Review: ‘Brother Alive’ by Zain Khalid

Brother Alive

Brother Alive is an intellectual feast, an existential wail, the anguished contraction of feeling, a pyretic dream. Simply put, it’s a work like no other. Stitched from three unique parts, the novel tells the story of three brothers connected not by blood or race, but by the protective gaze of their adoptive father, Imam Salim.

But as the man begins to unravel, the mystery shrouding his relationship with the boys’ parents transforms into a physical, gouging weight; one that propels them back to Saudi Arabia, where they confront the horrors of their shared past.

Khalid’s decadent prose roils and subdues the pages of the book, swelling around the seam of its poetic tone, fudging the grainy feel of reality. With its tidal portrayal of a world both physical and formless, the narration rushes through us, delighting and confounding in equal measure.

And the deeper we delve into the story, the more ominous the enigma of Youssef’s mental affliction appears. The Brother’s shape acclimates to the fissures it leaves in the boy’s form, cementing their relationship as not only parasitic, but oddly tender.

Khalid paints a visceral world, one of touch and taste and smell, made fatty and plush by its various sensory elements. This physicality extends to the central group of characters, molded into a family by time and circumstance; the volatility of emotion that stuffs the present back into the past.

The repartee between the brothers is particularly pleasing, with its communion between humor and fraternal devotion; a tangible thing that screeches from the strain it’s put under by life’s twistings. The way the author looks at terrorism as both a concept and an act foreign to the boys, but still bound to them by virtue of their faith and appearance, is disarming.

He uses dark humor to demystify the threat, to neutralize and subvert emotion. What follows is the boys’ bleak, untouched acceptance of life’s burdens, the prejudices that brand them outsiders in the West.

Of course, this view evolves over time, hardens to match the scope of their expanding awareness and baffled rage, in turn thickening the story’s prevalent sense of despair. And while it feeds primarily on the body, this feeling also intrudes on the mind, which ends up being both the stage on which the plot unfurls, and its ultimate spoil.

As both Youssef and Imam Salim are gradually disassembled, and their emotional lives thinned to match the wilting shape of their bodies, the prose takes on the feel of a stripped, floundering nerve.

It leaves the characters tender, in a state of agonized exposure, controlled by the force and texture of emotion; the cooling breath of every passing moment. And since Khalid’s world is a sensory one, the reader is left thrashing in solidarity.

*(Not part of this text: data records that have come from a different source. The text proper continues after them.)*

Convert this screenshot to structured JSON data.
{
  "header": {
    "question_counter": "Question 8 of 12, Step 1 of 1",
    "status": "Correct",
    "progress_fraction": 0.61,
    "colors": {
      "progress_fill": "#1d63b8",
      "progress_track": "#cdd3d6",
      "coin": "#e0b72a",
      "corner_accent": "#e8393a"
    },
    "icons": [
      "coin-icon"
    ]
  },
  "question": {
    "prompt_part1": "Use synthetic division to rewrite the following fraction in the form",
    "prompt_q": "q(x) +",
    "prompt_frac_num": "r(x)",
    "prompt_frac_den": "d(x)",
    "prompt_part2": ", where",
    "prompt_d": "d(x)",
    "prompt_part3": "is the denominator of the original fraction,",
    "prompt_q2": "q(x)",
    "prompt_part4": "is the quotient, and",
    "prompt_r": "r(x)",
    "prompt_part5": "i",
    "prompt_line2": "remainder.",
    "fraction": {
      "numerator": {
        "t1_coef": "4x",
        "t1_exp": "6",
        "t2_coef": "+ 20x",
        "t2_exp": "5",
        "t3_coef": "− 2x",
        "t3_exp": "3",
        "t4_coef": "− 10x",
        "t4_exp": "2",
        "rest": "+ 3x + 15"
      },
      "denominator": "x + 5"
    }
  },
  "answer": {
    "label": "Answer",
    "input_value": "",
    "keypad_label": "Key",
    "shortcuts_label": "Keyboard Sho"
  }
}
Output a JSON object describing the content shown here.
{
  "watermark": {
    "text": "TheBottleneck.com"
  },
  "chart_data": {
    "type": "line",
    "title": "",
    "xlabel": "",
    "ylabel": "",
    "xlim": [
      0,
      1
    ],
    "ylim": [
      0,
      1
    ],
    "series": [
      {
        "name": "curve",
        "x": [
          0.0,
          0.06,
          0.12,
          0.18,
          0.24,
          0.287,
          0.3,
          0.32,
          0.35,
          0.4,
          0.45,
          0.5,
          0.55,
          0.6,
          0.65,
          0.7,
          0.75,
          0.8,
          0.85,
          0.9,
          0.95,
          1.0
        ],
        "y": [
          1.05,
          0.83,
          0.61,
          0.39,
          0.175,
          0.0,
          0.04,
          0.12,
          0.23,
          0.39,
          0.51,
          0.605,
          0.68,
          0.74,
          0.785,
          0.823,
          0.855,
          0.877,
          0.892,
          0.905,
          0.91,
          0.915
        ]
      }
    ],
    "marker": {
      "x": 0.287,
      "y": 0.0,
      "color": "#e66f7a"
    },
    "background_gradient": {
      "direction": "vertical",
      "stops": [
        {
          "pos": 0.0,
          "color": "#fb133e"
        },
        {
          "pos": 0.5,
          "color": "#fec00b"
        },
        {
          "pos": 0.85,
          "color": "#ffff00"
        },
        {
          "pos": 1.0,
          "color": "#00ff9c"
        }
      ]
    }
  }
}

That’s not to say that Brother Alive earns its appeal only for its reflections concerning humanity, corporeality and love. The novel’s sentiment, gliding through the narrative as a wholly separate entity, is undeniably helmed by meaty intrigue.

The deeper we reach into the plot, the more clarity we find. In the end, it’s the midsection of the feral tale that contorts and mangles its own face, redefining the past as only the present can. With ruthless, breathtaking precision, Khalid tears into the notion of identity, the very thing that defines the physical and the transcendent.

Under his ministrations, the mind buckles. Identities are splayed open and reworked, exposed to the tonguing of the depths of the subconscious. This impression is made full-bodied by the characters’ constant questioning of the validity of their sentiments, their fury and indignation, as well as their convictions.

Naturally, this leads to a further splintering of reality, demanding deeper meditation on the placement of the self in a capitalist world, which is known to operate in stark contrasts; from poverty to opulence. Breaching the gap requires the invention of grey space, facilitated by a sedated morality.

Overall, Brother Alive is an exhilarating study of selfhood. Intensified by the synergy between circumstance and impulse, the novel shocks the mind into alertness, and the body into grief.